Have you ever asked yourself why bad things often seem to happen to some of the most well meaning and kindest people we know? Why is that? Moreover, why do bad things happen to godly people? It is a good question.
I was at a recent gathering of Christian men where that question was asked aloud. Several answers were offered, most of which came down on the side of seeing such events as evidence of one or two things. Bad things happen because God is angry with us because of sin or more prominently (at least for some in this group) a lack of faith on our part. Faith in God’s ability and willingness to heal, comfort, build up, relieve etc.
Now at first hearing both sound like reasonable answers and the second even seems to have some support from St. James. However, I think that if we consider them (the questions) in light of tota scriptura we come up with a very different answer. I would like to explore that here, briefly.

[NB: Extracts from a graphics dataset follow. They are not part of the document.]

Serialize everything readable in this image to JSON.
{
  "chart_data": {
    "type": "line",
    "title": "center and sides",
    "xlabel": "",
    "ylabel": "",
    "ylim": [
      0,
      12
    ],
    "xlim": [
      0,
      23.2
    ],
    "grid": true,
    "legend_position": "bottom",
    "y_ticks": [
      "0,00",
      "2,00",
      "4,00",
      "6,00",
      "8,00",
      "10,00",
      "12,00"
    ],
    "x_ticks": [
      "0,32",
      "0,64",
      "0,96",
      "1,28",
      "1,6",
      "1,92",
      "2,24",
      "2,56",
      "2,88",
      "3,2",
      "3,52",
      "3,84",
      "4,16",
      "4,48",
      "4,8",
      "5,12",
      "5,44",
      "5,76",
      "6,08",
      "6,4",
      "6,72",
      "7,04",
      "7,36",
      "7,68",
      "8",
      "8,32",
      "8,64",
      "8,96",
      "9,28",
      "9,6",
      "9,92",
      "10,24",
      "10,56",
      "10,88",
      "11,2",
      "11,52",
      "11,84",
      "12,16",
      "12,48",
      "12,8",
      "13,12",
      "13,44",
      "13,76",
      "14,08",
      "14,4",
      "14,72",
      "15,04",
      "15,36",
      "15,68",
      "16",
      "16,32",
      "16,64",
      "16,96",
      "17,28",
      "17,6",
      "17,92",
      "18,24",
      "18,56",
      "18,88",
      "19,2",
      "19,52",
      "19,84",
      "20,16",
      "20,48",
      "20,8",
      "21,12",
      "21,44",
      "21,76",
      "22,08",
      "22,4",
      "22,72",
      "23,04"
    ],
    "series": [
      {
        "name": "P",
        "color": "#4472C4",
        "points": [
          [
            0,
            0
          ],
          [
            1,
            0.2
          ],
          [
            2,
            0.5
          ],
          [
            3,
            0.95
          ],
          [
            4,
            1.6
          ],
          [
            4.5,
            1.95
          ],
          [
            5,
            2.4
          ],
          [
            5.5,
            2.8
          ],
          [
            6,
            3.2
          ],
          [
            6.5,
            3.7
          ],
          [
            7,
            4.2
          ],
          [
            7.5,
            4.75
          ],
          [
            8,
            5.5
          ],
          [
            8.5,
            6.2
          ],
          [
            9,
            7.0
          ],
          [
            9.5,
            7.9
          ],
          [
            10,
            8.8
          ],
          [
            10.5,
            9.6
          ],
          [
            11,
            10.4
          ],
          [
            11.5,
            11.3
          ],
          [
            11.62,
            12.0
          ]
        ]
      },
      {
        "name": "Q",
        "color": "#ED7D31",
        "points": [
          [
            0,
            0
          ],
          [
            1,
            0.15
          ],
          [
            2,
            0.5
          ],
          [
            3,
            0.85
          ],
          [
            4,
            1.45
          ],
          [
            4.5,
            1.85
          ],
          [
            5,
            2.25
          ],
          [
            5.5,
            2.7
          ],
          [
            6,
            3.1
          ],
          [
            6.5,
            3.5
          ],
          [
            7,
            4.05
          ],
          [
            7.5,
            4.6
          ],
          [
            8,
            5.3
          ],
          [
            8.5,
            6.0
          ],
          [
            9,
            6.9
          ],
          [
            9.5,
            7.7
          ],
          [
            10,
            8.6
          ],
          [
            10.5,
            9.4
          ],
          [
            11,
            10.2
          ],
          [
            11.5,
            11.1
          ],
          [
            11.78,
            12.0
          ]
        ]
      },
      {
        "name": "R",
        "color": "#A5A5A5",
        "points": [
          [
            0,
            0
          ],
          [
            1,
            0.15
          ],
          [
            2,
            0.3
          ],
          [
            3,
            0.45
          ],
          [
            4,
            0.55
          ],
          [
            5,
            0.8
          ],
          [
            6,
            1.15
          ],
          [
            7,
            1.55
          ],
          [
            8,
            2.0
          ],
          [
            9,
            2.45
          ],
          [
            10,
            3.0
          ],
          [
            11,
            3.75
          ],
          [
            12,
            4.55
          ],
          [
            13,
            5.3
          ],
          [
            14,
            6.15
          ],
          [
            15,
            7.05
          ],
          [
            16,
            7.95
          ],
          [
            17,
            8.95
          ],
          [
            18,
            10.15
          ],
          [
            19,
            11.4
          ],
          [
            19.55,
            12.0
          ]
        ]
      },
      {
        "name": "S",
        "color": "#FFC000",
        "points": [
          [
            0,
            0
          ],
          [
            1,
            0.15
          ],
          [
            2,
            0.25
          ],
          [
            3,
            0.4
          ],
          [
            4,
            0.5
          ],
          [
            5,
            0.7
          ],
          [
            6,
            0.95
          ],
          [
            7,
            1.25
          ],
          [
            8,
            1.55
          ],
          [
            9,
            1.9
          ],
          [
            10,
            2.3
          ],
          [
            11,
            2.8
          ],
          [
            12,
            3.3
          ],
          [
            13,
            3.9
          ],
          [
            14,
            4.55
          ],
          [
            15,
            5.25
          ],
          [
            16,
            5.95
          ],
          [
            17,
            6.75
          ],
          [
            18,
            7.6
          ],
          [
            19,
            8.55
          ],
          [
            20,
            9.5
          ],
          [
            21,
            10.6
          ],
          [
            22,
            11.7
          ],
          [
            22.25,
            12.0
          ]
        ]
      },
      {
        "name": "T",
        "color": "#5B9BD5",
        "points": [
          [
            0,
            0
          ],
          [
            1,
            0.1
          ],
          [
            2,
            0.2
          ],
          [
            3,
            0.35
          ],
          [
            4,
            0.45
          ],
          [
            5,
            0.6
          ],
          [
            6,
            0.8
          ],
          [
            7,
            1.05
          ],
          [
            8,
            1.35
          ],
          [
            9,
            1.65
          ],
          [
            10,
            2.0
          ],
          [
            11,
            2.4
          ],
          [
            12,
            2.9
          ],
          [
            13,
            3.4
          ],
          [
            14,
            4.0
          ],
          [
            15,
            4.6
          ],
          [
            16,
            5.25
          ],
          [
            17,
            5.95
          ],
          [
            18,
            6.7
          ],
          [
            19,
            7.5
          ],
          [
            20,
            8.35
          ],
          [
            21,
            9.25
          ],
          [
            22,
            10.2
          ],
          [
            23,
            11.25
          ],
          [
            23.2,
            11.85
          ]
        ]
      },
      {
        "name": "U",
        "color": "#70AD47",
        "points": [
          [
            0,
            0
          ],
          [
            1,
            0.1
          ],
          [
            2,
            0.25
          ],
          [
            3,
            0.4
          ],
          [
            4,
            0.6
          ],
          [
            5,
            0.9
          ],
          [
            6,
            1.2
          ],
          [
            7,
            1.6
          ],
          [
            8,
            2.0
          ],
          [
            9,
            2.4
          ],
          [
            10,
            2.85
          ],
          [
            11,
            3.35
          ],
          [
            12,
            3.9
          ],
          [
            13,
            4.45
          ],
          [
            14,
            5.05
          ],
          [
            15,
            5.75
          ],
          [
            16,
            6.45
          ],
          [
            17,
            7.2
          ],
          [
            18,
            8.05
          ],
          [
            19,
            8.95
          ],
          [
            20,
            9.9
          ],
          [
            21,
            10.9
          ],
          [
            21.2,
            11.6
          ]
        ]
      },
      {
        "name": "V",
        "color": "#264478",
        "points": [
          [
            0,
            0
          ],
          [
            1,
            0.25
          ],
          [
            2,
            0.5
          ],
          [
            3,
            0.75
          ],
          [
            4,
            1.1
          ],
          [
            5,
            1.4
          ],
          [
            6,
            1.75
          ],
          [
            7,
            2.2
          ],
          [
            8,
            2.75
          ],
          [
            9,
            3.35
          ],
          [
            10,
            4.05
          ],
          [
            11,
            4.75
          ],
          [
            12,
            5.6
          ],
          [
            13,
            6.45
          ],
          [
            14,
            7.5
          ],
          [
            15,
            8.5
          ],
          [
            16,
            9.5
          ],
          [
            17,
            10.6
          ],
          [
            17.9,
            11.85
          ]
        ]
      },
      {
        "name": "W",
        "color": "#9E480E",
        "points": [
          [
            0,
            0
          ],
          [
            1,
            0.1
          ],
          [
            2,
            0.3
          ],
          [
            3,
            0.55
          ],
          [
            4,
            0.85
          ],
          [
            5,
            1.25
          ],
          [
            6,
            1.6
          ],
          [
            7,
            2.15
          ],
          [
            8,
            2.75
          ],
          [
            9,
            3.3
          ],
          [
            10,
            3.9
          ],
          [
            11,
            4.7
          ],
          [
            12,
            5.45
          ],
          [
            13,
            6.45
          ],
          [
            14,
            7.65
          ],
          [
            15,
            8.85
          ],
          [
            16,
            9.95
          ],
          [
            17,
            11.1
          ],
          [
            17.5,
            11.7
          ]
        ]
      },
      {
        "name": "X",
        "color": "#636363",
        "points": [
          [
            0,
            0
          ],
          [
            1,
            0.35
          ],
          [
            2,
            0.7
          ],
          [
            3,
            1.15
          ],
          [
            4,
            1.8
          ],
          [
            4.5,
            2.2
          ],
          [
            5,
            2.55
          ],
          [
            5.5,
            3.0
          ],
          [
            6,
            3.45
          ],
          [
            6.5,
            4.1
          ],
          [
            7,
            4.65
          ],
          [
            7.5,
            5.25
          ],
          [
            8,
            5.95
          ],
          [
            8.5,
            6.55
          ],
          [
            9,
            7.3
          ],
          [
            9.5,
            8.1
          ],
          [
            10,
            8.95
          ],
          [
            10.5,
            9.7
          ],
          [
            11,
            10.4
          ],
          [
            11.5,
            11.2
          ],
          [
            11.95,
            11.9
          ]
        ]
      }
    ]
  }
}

Let me start my exploration with this observation. We do not, and cannot, gain merit with God by our obedience any more that our own children gain ours by theirs. Healthy familial relationships simply do not work that way. God does love our obedience, but He loves it, for Christ sake, as the obedience of a child to a parent. Therefore, there is no merit involved.
Yet that does not seem to move us towards an answer does it, or does it? It does actually, for if correct it rules out the first (apparent) answers right away.
So what can we say, or better yet what does scripture say? A good place to start, one of the best places to start, is the opening verses of Paul’s second letter to the Corinthians. There, having recounted his own experiences with despair, what he calls “the sentence of death in our self” goes on to explain what he learned from it. So what did he learn? He learned that such things happen (to Paul and to us) so that we can learn to trust the God Who raises the dead back to new life.
Therefore, we can say that while bad things happen to Christians they do not happen because we have failed in our attempts to manipulate God or to curry his favor by our faith or obedience. Rather they happen because He loves us and wants us to be like Jesus, who learned the same lesson Paul did, but before Paul. Simply put the Christian life is a life full of dying and resurrection. It is what makes us like Jesus.